There is an eery sense of peace in the air tonight. The temperature was mild and the wind held a hint of chill and of fall. The peace, I discovered, lies in the beauty of the ugly. The sky was a dark and dreary shade of gray and storm blue and for many there is immeasurable death and destruction. Behind the storm clouds were faint orange rays that hinted at the constant presence of the setting sun. That sun stands as a reminder of the unseen beauty in destruction and in ugliness. It felt as though the world has endured a great catharsis. Through the tears of a emotional tantrum, the presence and sincerity of our emotions are made more clear and while we look awful and sometimes feel awful, there is an odd sense of peace. This is a peace that comes only as a result of those tears. That same feeling came tonight as the sun played peak-a-boo from behind a storm cloud. It was as though our world has experience a great catharsis and perhaps has found a greater peace with herself.
I fell asleep last night selfishly praying that God would provide safety for myself and my friends from the potential storm while still allowing school to be cancelled. When the morning came and I my prayers were halfway answered, I felt so guilty for the selfishness of my prayers.

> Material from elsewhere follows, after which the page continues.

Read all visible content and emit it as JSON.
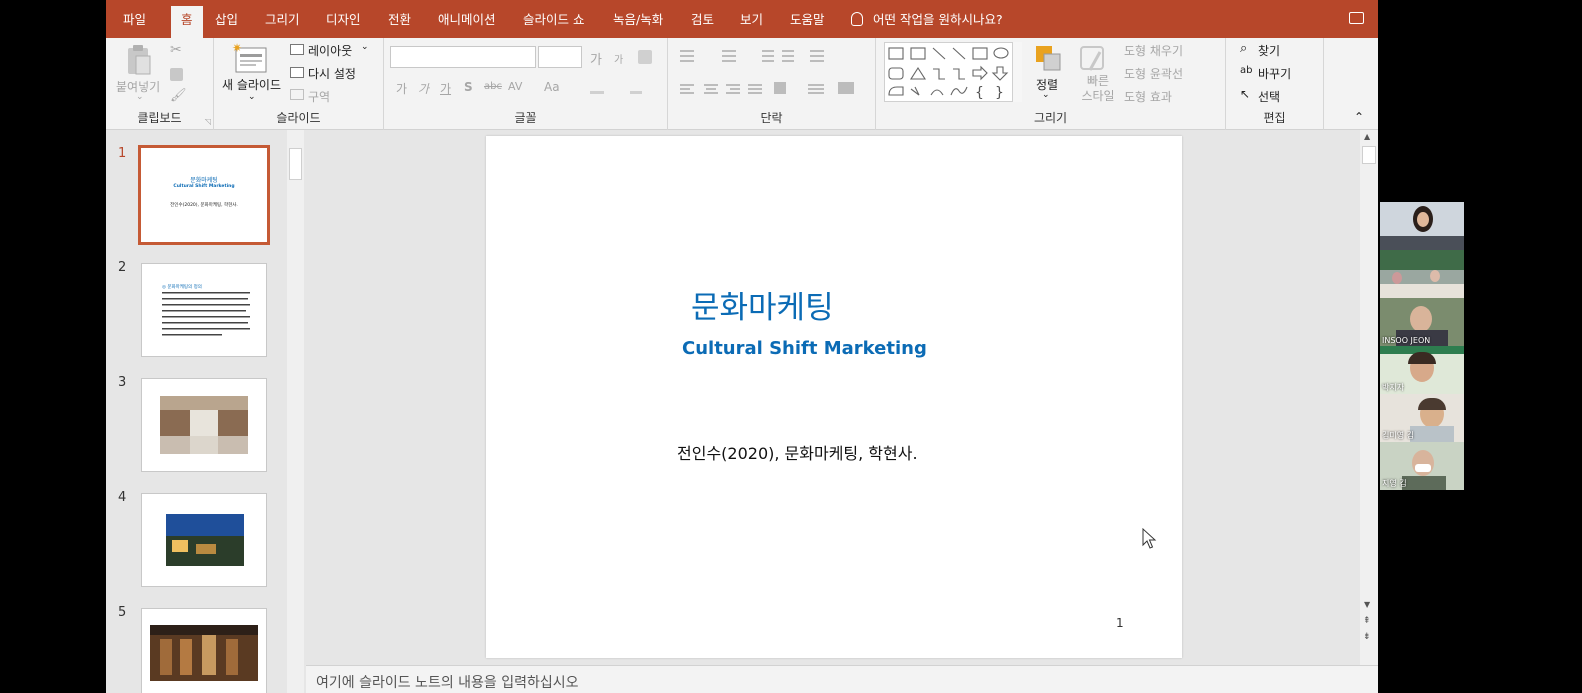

How quick we are to think of ourselves and forget that there are those out there who are much more in need of prayer than we are. Please pray for those who are so drastically affected by the hurricane. Lord, surround them and keep them safe in your arms.
Sometimes when we think that our prayers have only been half way answered, we realize that they have been completely answered, but just that we were praying for the wrong thing all along.